El minero se volvió hacia él. Tenía los labios fruncidos, como si acabara de chupar un limón. Con la mano izquierda se arregló un poco el cabestrillo. McKittrick se alejó aún más de su lado, con gestos de desaprobación.
—¿Qué te comerías? —repitió Morgan—. Me gustaría saber lo que pensabas comerte.
—El que escucha, su mal oye —replicó el minero. Echó un vistazo a su alrededor para ver si contaba con algún apoyo. Luego añadió—: No quiero jaleo con nadie, señor Morgan, con este codo roto.

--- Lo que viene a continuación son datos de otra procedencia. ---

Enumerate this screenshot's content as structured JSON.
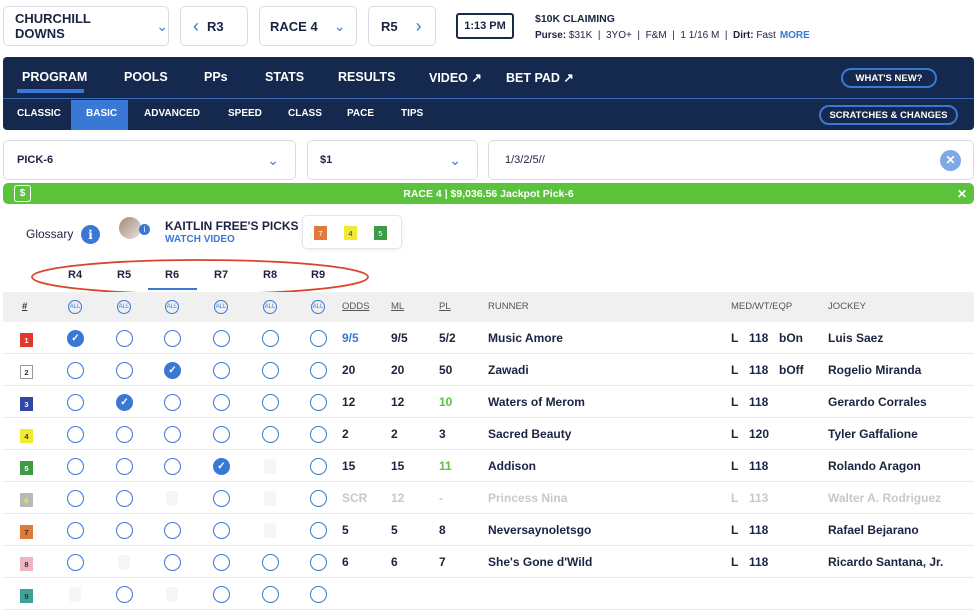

—Y yo quiero que te empieces a comer lo que tenías intención de comerte —repuso Morgan. Lo miró fijamente a los ojos mientras el asustado minero removía de nuevo el brazo en el cabestrillo con falso gesto de dolor. Y prosiguió—: Porque eres un bocazas y un cobarde, un cerdo embustero, sodomita, chalán de feria, hijo de una puta negra cruzada con un coyote. O lo que es igual, un minero.
La nuez del minero dio un brinco. Se pasó la mano libre por la boca.
—Mire, creo que no hablaría así ni seguiría aún de pie si pudiera utilizar el brazo derecho. Lo dicho, dicho está, señor Morgan.
—Lo has dicho en mal sitio.
—Me parece que todavía se puede hablar… —repuso porfiadamente el minero.
—Cómete esto, entonces —replicó Morgan, dándole un puñetazo en la boca.
Le asestó una patada en la ingle y el minero lanzó un grito, se dobló en dos, agarrándose sus partes, y se derrumbó. Mientras caía, Morgan le dio otro puntapié en la cara.
El minero quedó tendido boca abajo, junto al reposapiés de la barra, el brazo en cabestrillo bajo el cuerpo, una pierna estirándose y encogiéndose rítmicamente. Emitía roncos y monótonos gemidos. Apareció Murch, pisando fuerte, con el mondadientes colgando de la comisura de la boca.
—Sácalo de aquí.
Murch levantó al minero por el cinturón, como si fuera una maleta, y lo condujo a la puerta de lamas.
Morgan dio media vuelta y se dirigió a la segunda mesa de faraón, sentándose en la silla del crupier. Extendió las manos sobre la caja. Tenía los nudillos de la derecha blancos y desgarrados, y le corría un hilillo de sangre, pero ambas manos estaban tan firmes y quietas como si formaran parte de la decoración pintada de la mesa.
Cuando alzó la cabeza para encontrarse con la mirada de quienes lo observaban desde los espejos, ya en nada amistosa, comprendió que lo que había de pasar, había pasado rápidamente.